Taiwan’s September export orders miss expectations, China drags

By Faith Hung and Emily Chan

TAIPEI (Reuters) – Taiwan export orders fell short of expectations for September, losing some steam ahead of the year’s end as it remained buoyed by the artificial intelligence wave but ran into faltering demand from top trading partner China.

Export orders last month rose 4.6% to $53.79 billion from a year earlier, the economics ministry said on Monday. That missed both the 6.8% gain forecast in a Reuters poll and August’s 9.1% expansion, but marked the seventh month in a row of expansion.

Orders for goods from Taiwan, home to tech giants such as chip manufacturer TSMC, are a bellwether of global technology demand.

Businesses continued to expand thanks to AI, high-performance and cloud computing, a ministry statement said.

The ministry expects export orders momentum to be sustained as new applications keep rolling out, boosting demand for semiconductors and servers, the statement said. Consumer electronics products will enter the traditional hot season in the second half of the year, it added.
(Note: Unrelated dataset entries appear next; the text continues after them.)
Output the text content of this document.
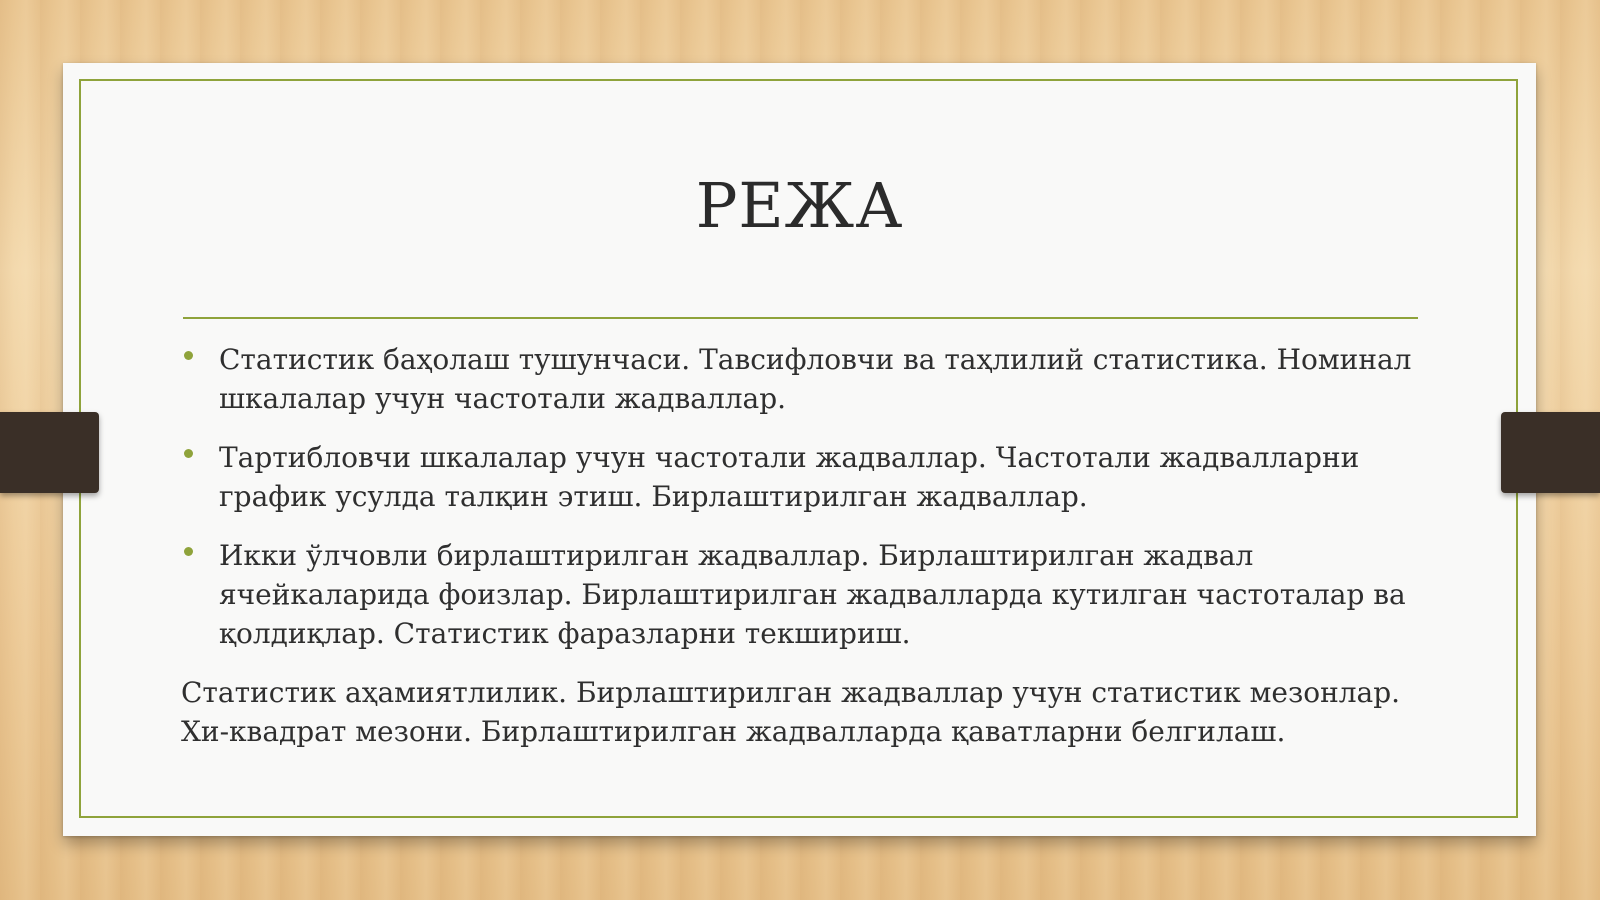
РЕЖА
Статистик баҳолаш тушунчаси. Тавсифловчи ва таҳлилий статистика. Номинал шкалалар учун частотали жадваллар.
Тартибловчи шкалалар учун частотали жадваллар. Частотали жадвалларни график усулда талқин этиш. Бирлаштирилган жадваллар.
Икки ўлчовли бирлаштирилган жадваллар. Бирлаштирилган жадвал ячейкаларида фоизлар. Бирлаштирилган жадвалларда кутилган частоталар ва қолдиқлар. Статистик фаразларни текшириш.
Статистик аҳамиятлилик. Бирлаштирилган жадваллар учун статистик мезонлар. Хи-квадрат мезони. Бирлаштирилган жадвалларда қаватларни белгилаш.
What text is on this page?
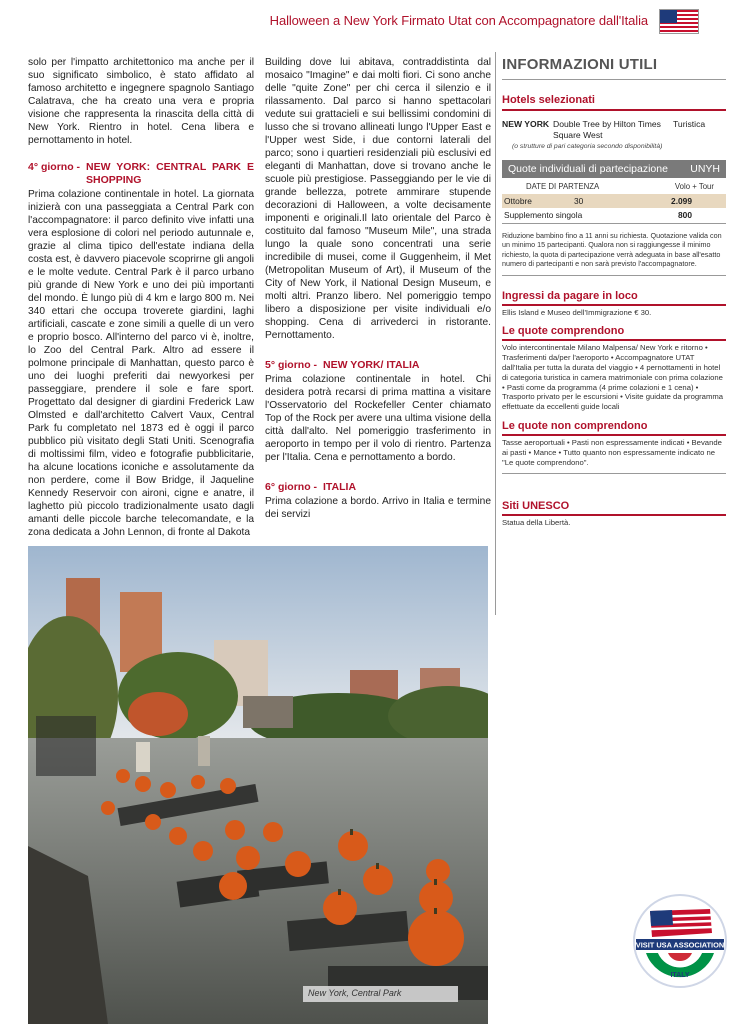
Halloween a New York Firmato Utat con Accompagnatore dall'Italia

solo per l'impatto architettonico ma anche per il suo significato simbolico, è stato affidato al famoso architetto e ingegnere spagnolo Santiago Calatrava, che ha creato una vera e propria visione che rappresenta la rinascita della città di New York. Rientro in hotel. Cena libera e pernottamento in hotel.

4° giorno - NEW YORK: CENTRAL PARK E SHOPPING

Prima colazione continentale in hotel. La giornata inizierà con una passeggiata a Central Park con l'accompagnatore: il parco definito vive infatti una vera esplosione di colori nel periodo autunnale e, grazie al clima tipico dell'estate indiana della costa est, è davvero piacevole scoprirne gli angoli e le molte vedute. Central Park è il parco urbano più grande di New York e uno dei più importanti del mondo. È lungo più di 4 km e largo 800 m. Nei 340 ettari che occupa troverete giardini, laghi artificiali, cascate e zone simili a quelle di un vero e proprio bosco. All'interno del parco vi è, inoltre, lo Zoo del Central Park. Altro ad essere il polmone principale di Manhattan, questo parco è uno dei luoghi preferiti dai newyorkesi per passeggiare, prendere il sole e fare sport. Progettato dal designer di giardini Frederick Law Olmsted e dall'architetto Calvert Vaux, Central Park fu completato nel 1873 ed è oggi il parco pubblico più visitato degli Stati Uniti. Scenografia di moltissimi film, video e fotografie pubblicitarie, ha alcune locations iconiche e assolutamente da non perdere, come il Bow Bridge, il Jaqueline Kennedy Reservoir con aironi, cigne e anatre, il laghetto più piccolo tradizionalmente usato dagli amanti delle piccole barche telecomandate, e la zona dedicata a John Lennon, di fronte al Dakota

Building dove lui abitava, contraddistinta dal mosaico "Imagine" e dai molti fiori. Ci sono anche delle "quite Zone" per chi cerca il silenzio e il rilassamento. Dal parco si hanno spettacolari vedute sui grattacieli e sui bellissimi condomini di lusso che si trovano allineati lungo l'Upper East e l'Upper west Side, i due contorni laterali del parco; sono i quartieri residenziali più esclusivi ed eleganti di Manhattan, dove si trovano anche le scuole più prestigiose. Passeggiando per le vie di grande bellezza, potrete ammirare stupende decorazioni di Halloween, a volte decisamente imponenti e originali.Il lato orientale del Parco è costituito dal famoso "Museum Mile", una strada lungo la quale sono concentrati una serie incredibile di musei, come il Guggenheim, il Met (Metropolitan Museum of Art), il Museum of the City of New York, il National Design Museum, e molti altri. Pranzo libero. Nel pomeriggio tempo libero a disposizione per visite individuali e/o shopping. Cena di arrivederci in ristorante. Pernottamento.

5° giorno - NEW YORK/ ITALIA

Prima colazione continentale in hotel. Chi desidera potrà recarsi di prima mattina a visitare l'Osservatorio del Rockefeller Center chiamato Top of the Rock per avere una ultima visione della città dall'alto. Nel pomeriggio trasferimento in aeroporto in tempo per il volo di rientro. Partenza per l'Italia. Cena e pernottamento a bordo.

6° giorno - ITALIA

Prima colazione a bordo. Arrivo in Italia e termine dei servizi

INFORMAZIONI UTILI
Hotels selezionati
NEW YORK Double Tree by Hilton Times Square West
Turistica
(o strutture di pari categoria secondo disponibilità)
Quote individuali di partecipazione UNYH
DATE DI PARTENZA	Volo + Tour
Ottobre	30	2.099
Supplemento singola	800
Riduzione bambino fino a 11 anni su richiesta. Quotazione valida con un minimo 15 partecipanti. Qualora non si raggiungesse il minimo richiesto, la quota di partecipazione verrà adeguata in base all'esatto numero di partecipanti e non sarà previsto l'accompagnatore.
Ingressi da pagare in loco
Ellis Island e Museo dell'Immigrazione € 30.
Le quote comprendono
Volo intercontinentale Milano Malpensa/ New York e ritorno • Trasferimenti da/per l'aeroporto • Accompagnatore UTAT dall'Italia per tutta la durata del viaggio • 4 pernottamenti in hotel di categoria turistica in camera matrimoniale con prima colazione • Pasti come da programma (4 prime colazioni e 1 cena) • Trasporto privato per le escursioni • Visite guidate da programma effettuate da eccellenti guide locali
Le quote non comprendono
Tasse aeroportuali • Pasti non espressamente indicati • Bevande ai pasti • Mance • Tutto quanto non espressamente indicato ne "Le quote comprendono".
Siti UNESCO
Statua della Libertà.
New York, Central Park
VISIT USA ASSOCIATION
ITALY
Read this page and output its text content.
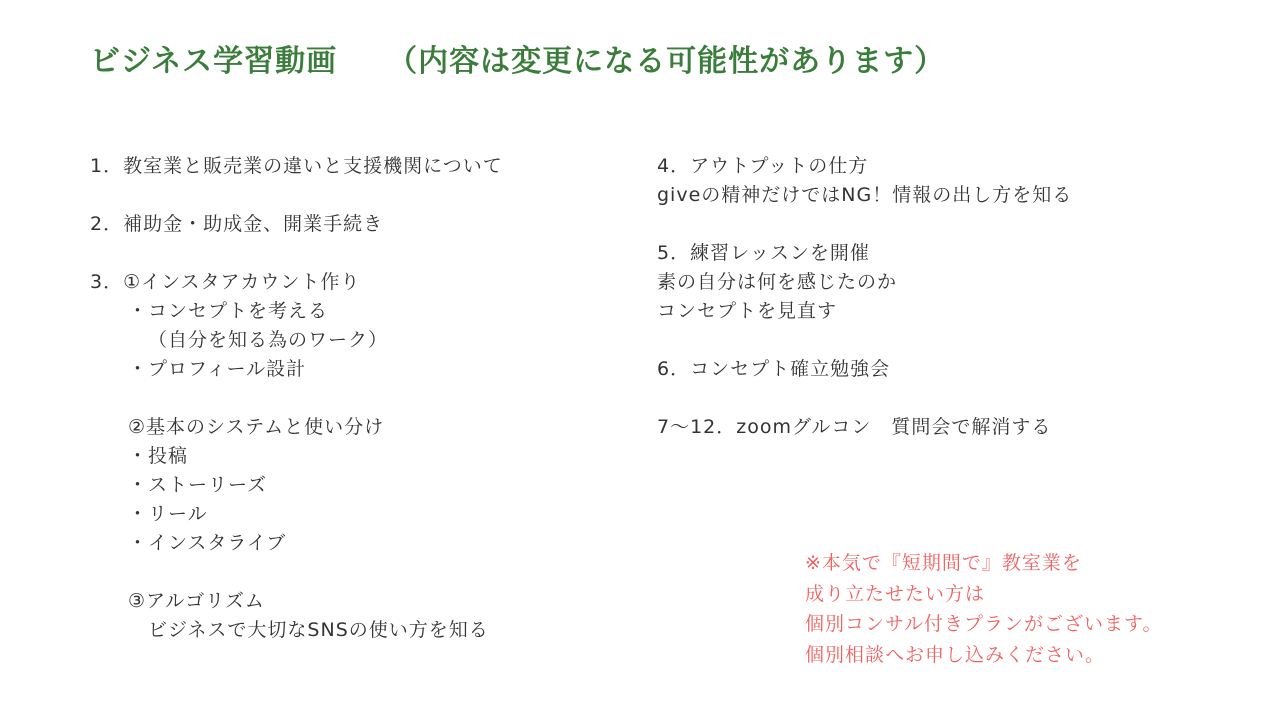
ビジネス学習動画 （内容は変更になる可能性があります）
1．教室業と販売業の違いと支援機関について
2．補助金・助成金、開業手続き
3．①インスタアカウント作り
・コンセプトを考える
（自分を知る為のワーク）
・プロフィール設計
②基本のシステムと使い分け
・投稿
・ストーリーズ
・リール
・インスタライブ
③アルゴリズム
ビジネスで大切なSNSの使い方を知る
4．アウトプットの仕方
giveの精神だけではNG！情報の出し方を知る
5．練習レッスンを開催
素の自分は何を感じたのか
コンセプトを見直す
6．コンセプト確立勉強会
7～12．zoomグルコン　質問会で解消する
※本気で『短期間で』教室業を
成り立たせたい方は
個別コンサル付きプランがございます。
個別相談へお申し込みください。
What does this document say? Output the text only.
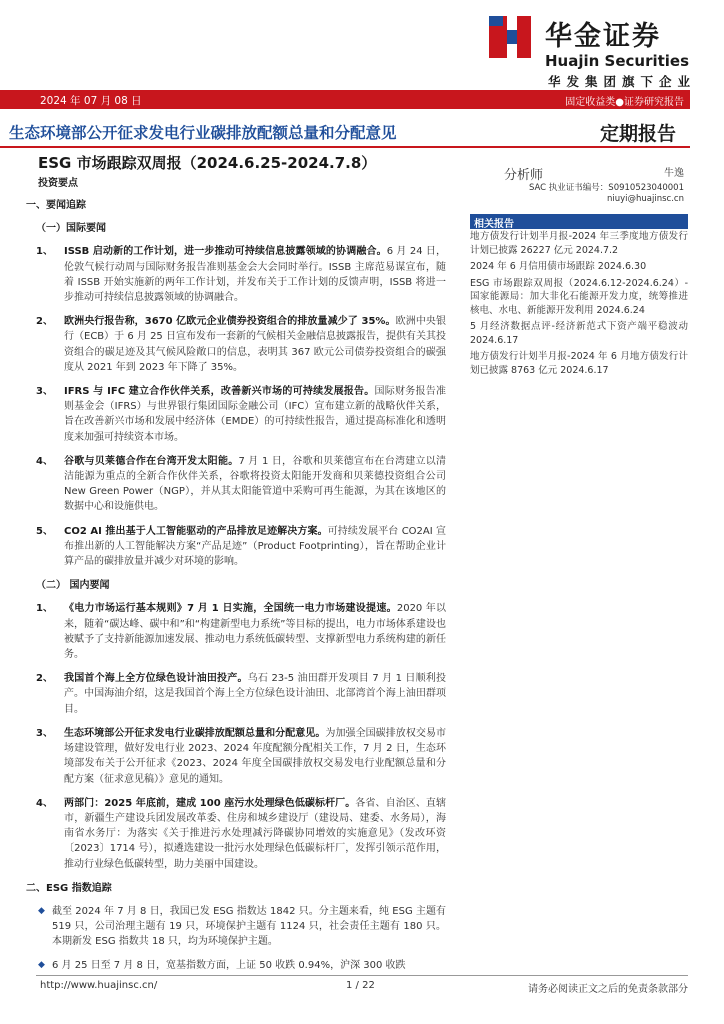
华金证券
Huajin Securities
华发集团旗下企业
2024 年 07 月 08 日	固定收益类●证券研究报告
生态环境部公开征求发电行业碳排放配额总量和分配意见	定期报告
ESG 市场跟踪双周报（2024.6.25-2024.7.8）
投资要点
一、要闻追踪
（一）国际要闻
1、	ISSB 启动新的工作计划，进一步推动可持续信息披露领域的协调融合。6 月 24 日，伦敦气候行动周与国际财务报告准则基金会大会同时举行。ISSB 主席范易谋宣布，随着 ISSB 开始实施新的两年工作计划，并发布关于工作计划的反馈声明，ISSB 将进一步推动可持续信息披露领域的协调融合。
2、	欧洲央行报告称，3670 亿欧元企业债券投资组合的排放量减少了 35%。欧洲中央银行（ECB）于 6 月 25 日宣布发布一套新的气候相关金融信息披露报告，提供有关其投资组合的碳足迹及其气候风险敞口的信息，表明其 367 欧元公司债券投资组合的碳强度从 2021 年到 2023 年下降了 35%。
3、	IFRS 与 IFC 建立合作伙伴关系，改善新兴市场的可持续发展报告。国际财务报告准则基金会（IFRS）与世界银行集团国际金融公司（IFC）宣布建立新的战略伙伴关系，旨在改善新兴市场和发展中经济体（EMDE）的可持续性报告，通过提高标准化和透明度来加强可持续资本市场。
4、	谷歌与贝莱德合作在台湾开发太阳能。7 月 1 日，谷歌和贝莱德宣布在台湾建立以清洁能源为重点的全新合作伙伴关系，谷歌将投资太阳能开发商和贝莱德投资组合公司 New Green Power（NGP），并从其太阳能管道中采购可再生能源，为其在该地区的数据中心和设施供电。
5、	CO2 AI 推出基于人工智能驱动的产品排放足迹解决方案。可持续发展平台 CO2AI 宣布推出新的人工智能解决方案“产品足迹”（Product Footprinting），旨在帮助企业计算产品的碳排放量并减少对环境的影响。
（二） 国内要闻
1、	《电力市场运行基本规则》7 月 1 日实施，全国统一电力市场建设提速。2020 年以来，随着“碳达峰、碳中和”和“构建新型电力系统”等目标的提出，电力市场体系建设也被赋予了支持新能源加速发展、推动电力系统低碳转型、支撑新型电力系统构建的新任务。
2、	我国首个海上全方位绿色设计油田投产。乌石 23-5 油田群开发项目 7 月 1 日顺利投产。中国海油介绍，这是我国首个海上全方位绿色设计油田、北部湾首个海上油田群项目。
3、	生态环境部公开征求发电行业碳排放配额总量和分配意见。为加强全国碳排放权交易市场建设管理，做好发电行业 2023、2024 年度配额分配相关工作，7 月 2 日，生态环境部发布关于公开征求《2023、2024 年度全国碳排放权交易发电行业配额总量和分配方案（征求意见稿）》意见的通知。
4、	两部门：2025 年底前，建成 100 座污水处理绿色低碳标杆厂。各省、自治区、直辖市，新疆生产建设兵团发展改革委、住房和城乡建设厅（建设局、建委、水务局），海南省水务厅：为落实《关于推进污水处理减污降碳协同增效的实施意见》（发改环资〔2023〕1714 号），拟遴选建设一批污水处理绿色低碳标杆厂，发挥引领示范作用，推动行业绿色低碳转型，助力美丽中国建设。
二、ESG 指数追踪
◆ 截至 2024 年 7 月 8 日，我国已发 ESG 指数达 1842 只。分主题来看，纯 ESG 主题有 519 只，公司治理主题有 19 只，环境保护主题有 1124 只，社会责任主题有 180 只。本期新发 ESG 指数共 18 只，均为环境保护主题。
◆ 6 月 25 日至 7 月 8 日，宽基指数方面，上证 50 收跌 0.94%，沪深 300 收跌
分析师	牛逸
SAC 执业证书编号：S0910523040001
niuyi@huajinsc.cn
相关报告
地方债发行计划半月报-2024 年三季度地方债发行计划已披露 26227 亿元 2024.7.2
2024 年 6 月信用债市场跟踪 2024.6.30
ESG 市场跟踪双周报（2024.6.12-2024.6.24）-国家能源局：加大非化石能源开发力度，统筹推进核电、水电、新能源开发利用 2024.6.24
5 月经济数据点评-经济新范式下资产端平稳波动 2024.6.17
地方债发行计划半月报-2024 年 6 月地方债发行计划已披露 8763 亿元 2024.6.17
http://www.huajinsc.cn/	1 / 22	请务必阅读正文之后的免责条款部分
The ministry said it expects export orders in October will increase between 1.2% and 5.0% year-on-year.

Taiwan’s orders in September for telecommunications products were up 7.0% from the prior year, while electronic products rose 10.5% from a year earlier.

But overall orders from China fell 3.6% versus a 2.6% expansion the prior month. Orders from the United States climbed 8.3%, versus an 11.2% gain in August.

Orders from Europe shed 4.2% in September after climbing 8.3% in August. From Japan, orders were up 9.8% last month, versus a rise of 2.1% in August.